In California’s first six months of legalization, it collected fewer taxes than predicted, despite whopping tax rates. High license fees and over-regulation kept small businesses out. Mandated lab-testing forced the liquidation of untested products at bargain prices. That caused a lull in dispensary traffic, followed by shortages and a statewide spike in prices.

California starts with a grower’s tax of $9.25 per ounce, as well as a 15 percent excise tax. After that, local governments add their own cannabis taxes in varying amounts. Now, add state and city sales taxes, and the total tax passed along to customers is often over 50 percent of the purchase price. Bills to lower the excise tax have been introduced but are struggling in the legislature.

By comparison, both of our neighbor states have lower cannabis taxes. Oregon set its rate at 17 percent, allowing local governments to add another 3 percent, for a maximum of 20 percent, with no state sales tax. It collected $73 million in its first year. Nevada cultivators pay 15 percent on their wholesale products, and retail customers pay an additional 10 percent tax, for a total of 25 percent.

Federal law prohibits cannabis from being transported across state lines, so when purchasing in Oregon, you are buying Oregon weed. Even if a box of pre-rolls in Nevada is called “California Finest,” the small print reminds you it was “manufactured in Nevada.”
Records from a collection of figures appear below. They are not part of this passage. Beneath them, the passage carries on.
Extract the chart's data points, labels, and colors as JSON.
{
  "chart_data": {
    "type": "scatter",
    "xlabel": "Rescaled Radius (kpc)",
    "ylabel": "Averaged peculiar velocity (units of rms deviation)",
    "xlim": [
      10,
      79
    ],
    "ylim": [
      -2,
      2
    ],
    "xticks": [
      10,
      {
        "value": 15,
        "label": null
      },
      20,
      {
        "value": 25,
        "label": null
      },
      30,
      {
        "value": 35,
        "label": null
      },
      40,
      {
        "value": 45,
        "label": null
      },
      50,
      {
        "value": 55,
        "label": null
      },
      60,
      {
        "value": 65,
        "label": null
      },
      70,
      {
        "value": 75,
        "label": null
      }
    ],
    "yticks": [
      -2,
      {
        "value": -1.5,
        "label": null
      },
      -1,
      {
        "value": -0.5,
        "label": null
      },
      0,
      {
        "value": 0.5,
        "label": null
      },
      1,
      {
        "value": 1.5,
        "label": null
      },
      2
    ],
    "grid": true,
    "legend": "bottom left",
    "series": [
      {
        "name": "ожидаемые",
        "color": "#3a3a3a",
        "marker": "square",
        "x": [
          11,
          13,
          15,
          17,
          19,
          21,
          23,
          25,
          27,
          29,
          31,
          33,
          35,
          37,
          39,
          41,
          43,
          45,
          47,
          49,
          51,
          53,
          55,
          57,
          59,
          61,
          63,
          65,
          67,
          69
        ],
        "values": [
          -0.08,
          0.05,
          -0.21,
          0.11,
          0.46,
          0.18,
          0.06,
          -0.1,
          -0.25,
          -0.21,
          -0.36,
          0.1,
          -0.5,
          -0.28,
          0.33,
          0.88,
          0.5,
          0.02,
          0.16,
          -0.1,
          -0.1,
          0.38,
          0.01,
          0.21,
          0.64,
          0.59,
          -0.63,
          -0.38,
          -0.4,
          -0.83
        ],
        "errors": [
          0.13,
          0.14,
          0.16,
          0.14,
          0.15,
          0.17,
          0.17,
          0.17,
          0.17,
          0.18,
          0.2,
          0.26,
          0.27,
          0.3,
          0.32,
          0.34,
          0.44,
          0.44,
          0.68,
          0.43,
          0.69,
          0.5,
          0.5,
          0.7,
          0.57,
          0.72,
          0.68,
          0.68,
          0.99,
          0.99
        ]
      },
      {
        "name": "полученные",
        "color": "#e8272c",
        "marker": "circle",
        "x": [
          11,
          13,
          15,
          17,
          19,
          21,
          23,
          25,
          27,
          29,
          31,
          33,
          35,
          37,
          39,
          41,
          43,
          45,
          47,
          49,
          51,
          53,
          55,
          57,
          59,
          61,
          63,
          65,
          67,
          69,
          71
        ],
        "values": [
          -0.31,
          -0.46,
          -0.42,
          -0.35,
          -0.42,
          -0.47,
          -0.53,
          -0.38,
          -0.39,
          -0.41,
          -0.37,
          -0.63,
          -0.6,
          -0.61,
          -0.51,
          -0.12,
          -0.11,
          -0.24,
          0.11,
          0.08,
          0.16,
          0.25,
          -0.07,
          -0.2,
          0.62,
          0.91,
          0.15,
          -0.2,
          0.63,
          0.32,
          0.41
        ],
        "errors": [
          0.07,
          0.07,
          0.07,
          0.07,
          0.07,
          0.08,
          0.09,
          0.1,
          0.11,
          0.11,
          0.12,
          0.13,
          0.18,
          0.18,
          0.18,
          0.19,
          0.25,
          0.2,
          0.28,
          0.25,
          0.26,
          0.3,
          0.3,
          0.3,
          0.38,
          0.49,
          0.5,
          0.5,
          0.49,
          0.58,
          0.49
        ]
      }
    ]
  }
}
Naturally, we were curious about quality from one state to the other. The three Rogue River joints we bought were surprisingly good. The half-gram size was more convenient and the quality made us go back and buy more. The distillate vape cartridge didn’t taste that great, however. The concentrate purchased in Veneta was strong and stoney. With a sweet flavor and the perfect texture for crumbling over a pipe bowl, it was our best buy at $34 a gram. Whether Oregon has the best cannabis or not, it certainly offers the best prices.

What do our neighbors admire about us? Oregon wants to host legal on-site consumption events like Sacramento’s recent High Times Cannabis Cup. A bill working its way through the legislature would allow the OLCC to authorize them. Nevada already allows big events, but many want to find a daily-use option for tourists. A new ordinance written by Las Vegas Councilman Bob Coffin would allow commercial cannabis lounges inside city limits, but hasn’t passed yet.

After our vacation, my friend and I concluded that Oregon is more convenient with better prices, and Nevada has more thoughtfully designed dispensaries. Each state’s little differences made for a better buying experience. Still, due to its sheer abundance, California continues to sell the finest cannabis— while offering far more choices.

If the Golden State ever learns to combine our neighbors’ best practices with the quality of Cali-grown pot, our dispensaries will become the gold standard by which others are measured.